Kunchok Jinpa, 51, a Tibetan tour guide who was serving a 21-year sentence in a Chinese prison, died in hospital in Lhasa on February 6. He had been imprisoned for reporting protests that took place in his native region seven years ago, reports Human Rights Watch (HRW), an international non-government organisation based in New York. The report said he was transferred to hospital from prison in November last year, without his family’s knowledge. On January 29 his family learned that he was receiving emergency treatment in hospital; and some of his family went to donate blood for him, but were unable to see him. Local sources said he suffered from a brain hemorrhage and was paralysed.
Kunchok Jinpa was a resident of Village No 5 in Chaktse township in Driru, a county in Nagchu prefecture. According to HRW’s report, he was detained by Chinese authorities on November 8, 2013 and initially no information about his whereabouts was made available. He was later convicted for leaking state secrets by passing information to foreign media about local environmental and other protests in his region, and sentenced to 21 years. “His 21-year sentence is unparalleled for such an offense, and no information about his trial or conviction had been publicly available outside China until now,” said HRW
It is believed that he posted information about a mining project which was proposed at the sacred mountain, Naklha Dzamba, and the subsequent protests against the proposal by locals which took place in May 2013. The information was shared through social media and direct to the Tibetan media outside Tibet. It is also reported that following his arrest, very little information about the situation in Driru was available outside China.

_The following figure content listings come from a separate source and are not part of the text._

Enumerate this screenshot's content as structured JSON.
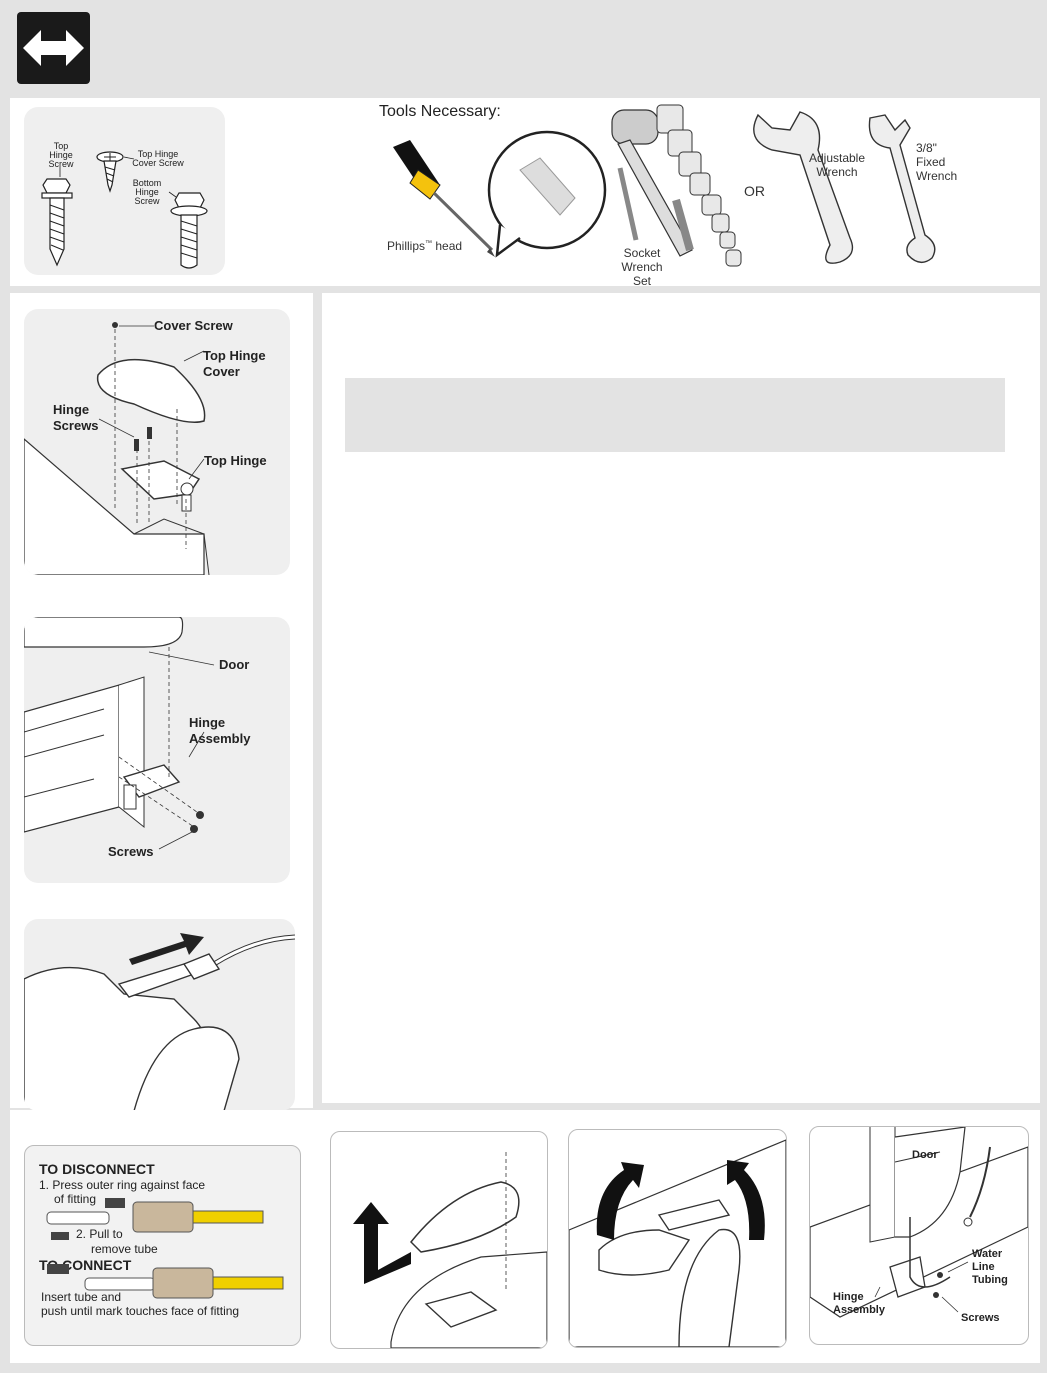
{
  "header": {
    "icon": "double-arrow-icon"
  },
  "hardware": {
    "top_hinge_screw": "Top\nHinge\nScrew",
    "top_hinge_cover_screw": "Top Hinge\nCover Screw",
    "bottom_hinge_screw": "Bottom\nHinge\nScrew"
  },
  "tools": {
    "title": "Tools Necessary:",
    "phillips": "Phillips",
    "phillips_tm": "™",
    "phillips_head": "head",
    "socket": "Socket\nWrench Set",
    "or": "OR",
    "adjustable": "Adjustable\nWrench",
    "fixed": "3/8\"\nFixed\nWrench"
  },
  "fig_top_hinge": {
    "cover_screw": "Cover Screw",
    "top_hinge_cover": "Top Hinge\nCover",
    "hinge_screws": "Hinge\nScrews",
    "top_hinge": "Top Hinge"
  },
  "fig_bottom_hinge": {
    "door": "Door",
    "hinge_assembly": "Hinge\nAssembly",
    "screws": "Screws"
  },
  "fitting": {
    "disconnect_title": "TO DISCONNECT",
    "step1": "1. Press outer ring against face",
    "step1b": "of fitting",
    "step2": "2. Pull to",
    "step2b": "remove tube",
    "connect_title": "TO CONNECT",
    "connect1": "Insert tube and",
    "connect2": "push until mark touches face of fitting"
  },
  "fig_water": {
    "door": "Door",
    "water_line": "Water\nLine\nTubing",
    "hinge_assembly": "Hinge\nAssembly",
    "screws": "Screws"
  }
}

Jinpa was educated at Suja school in Himachal Pradesh and attended the Tibetan Studies Institute in Varanasi in India; he was proficient in both the Tibetan and English languages. He returned to Tibet in 1998 and worked as tour guide. Reportedly he had visited India several times, his last visit for the 2012 Kalachakra ceremony given by His Holiness the Dalai Lama.

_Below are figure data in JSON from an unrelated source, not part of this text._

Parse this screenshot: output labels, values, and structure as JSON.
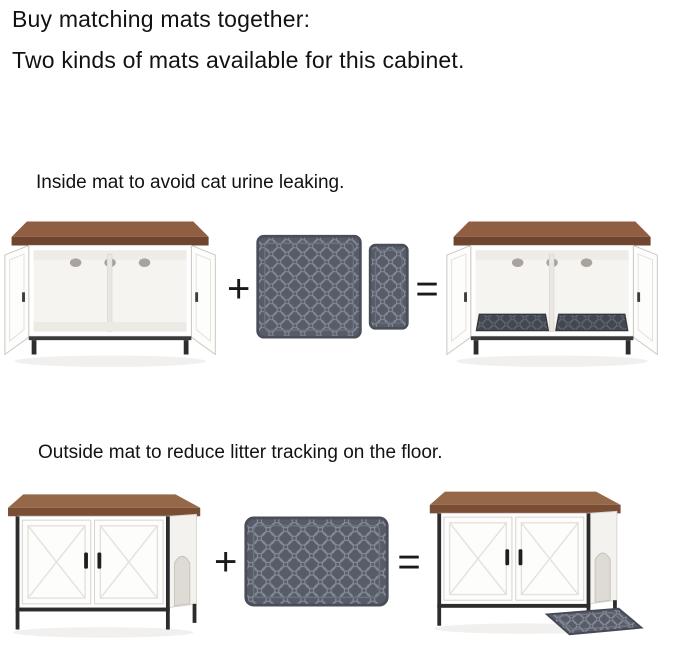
{
  "header": {
    "line1": "Buy matching mats together:",
    "line2": "Two kinds of mats available for this cabinet."
  },
  "sections": [
    {
      "id": "inside-mat",
      "caption": "Inside mat to avoid cat urine leaking.",
      "operator_plus": "+",
      "operator_equals": "=",
      "left_image": "open-door litter cabinet with empty interior",
      "middle_image": "large square inside mat with small companion mat",
      "right_image": "open cabinet with inside mats lining the bottom"
    },
    {
      "id": "outside-mat",
      "caption": "Outside mat to reduce litter tracking on the floor.",
      "operator_plus": "+",
      "operator_equals": "=",
      "left_image": "closed barn-door cabinet with arched side cat entry",
      "middle_image": "rectangular outside litter mat",
      "right_image": "closed cabinet with outside mat on the floor by the entry"
    }
  ],
  "colors": {
    "background": "#ffffff",
    "text": "#141414",
    "wood_top": "#8f5e43",
    "cabinet_body": "#ffffff",
    "mat_base": "#575c68",
    "mat_pattern": "#868b98",
    "metal_frame": "#2c2c2c"
  }
}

His last post on WeChat – a microblogging account – was in April 2013, several months prior to his arrest. The post said “I am now at the bank of a river. There are many people behind me watching me, and I am sure to be arrested. Even if they arrest me, I am not afraid, even if they kill me, I have no regrets. But from now on, I will not be able to give reports. If there is no word from me, that means I have been arrested.”

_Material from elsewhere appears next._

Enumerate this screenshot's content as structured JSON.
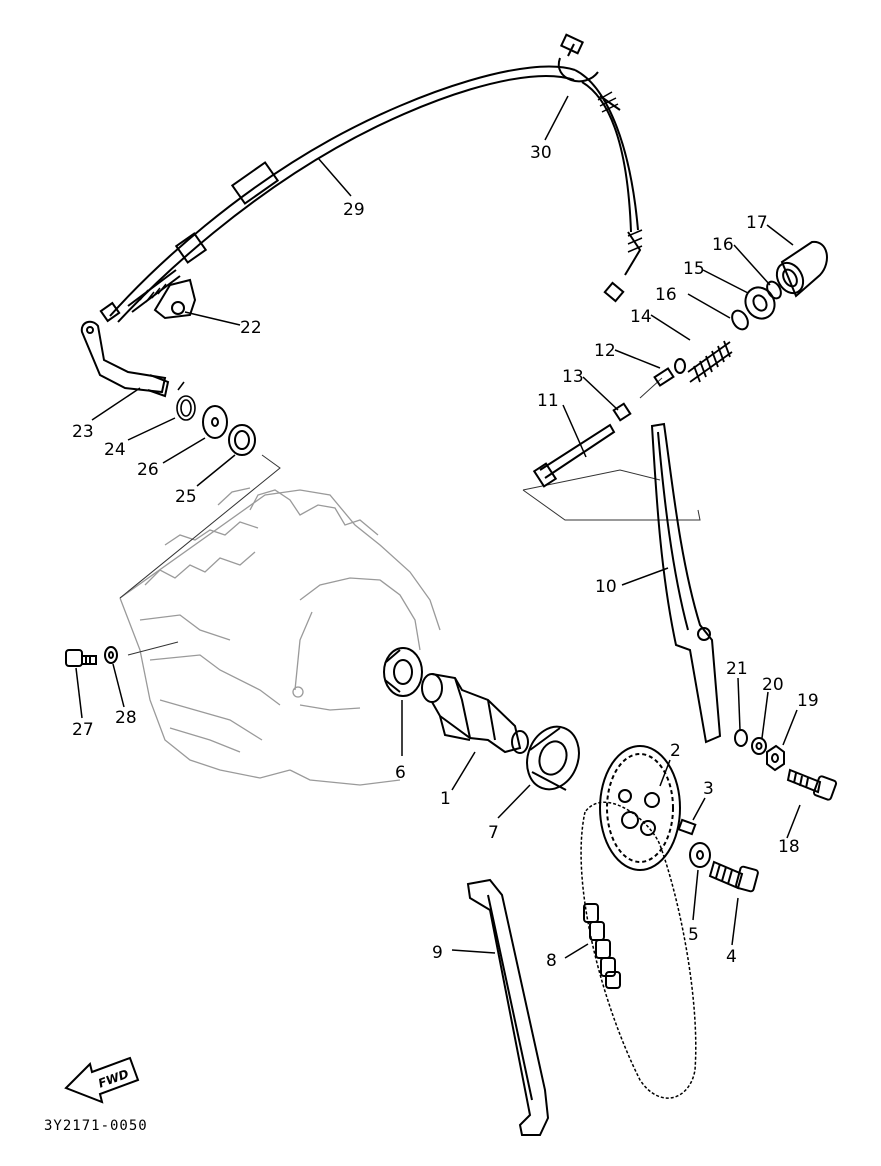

“Kunchok Jinpa’s death is yet another grim case of a wrongfully imprisoned Tibetan dying from mistreatment. Chinese authorities responsible for arbitrary detention, torture or ill-treatment, and the death of people in their custody should be held accountable,” said Sophie Richardson, China director at HRW.
“This is just the latest case of a Tibetan dying after being imprisoned for daring to defy the occupying Chinese government. Just last month the news of the death of a young monk who was part of a peaceful demonstration in 2019 was smuggled out of the country,” said John Jones, Campaigns Manager at Free Tibet, a London-based organisation established to support the Tibetan people’s struggle for freedom
Calling for international intervention in China’s ongoing acts of arbitrary detention, Sikyong Lobsang Sangay, President of the Central Tibetan Administration also known as the Tibetan government-in-exile, said, “The international community and UN human rights experts must intervene and investigate these cases of arbitrary detention, conviction without due process, torturing and killing of Tibetans by the Chinese government”.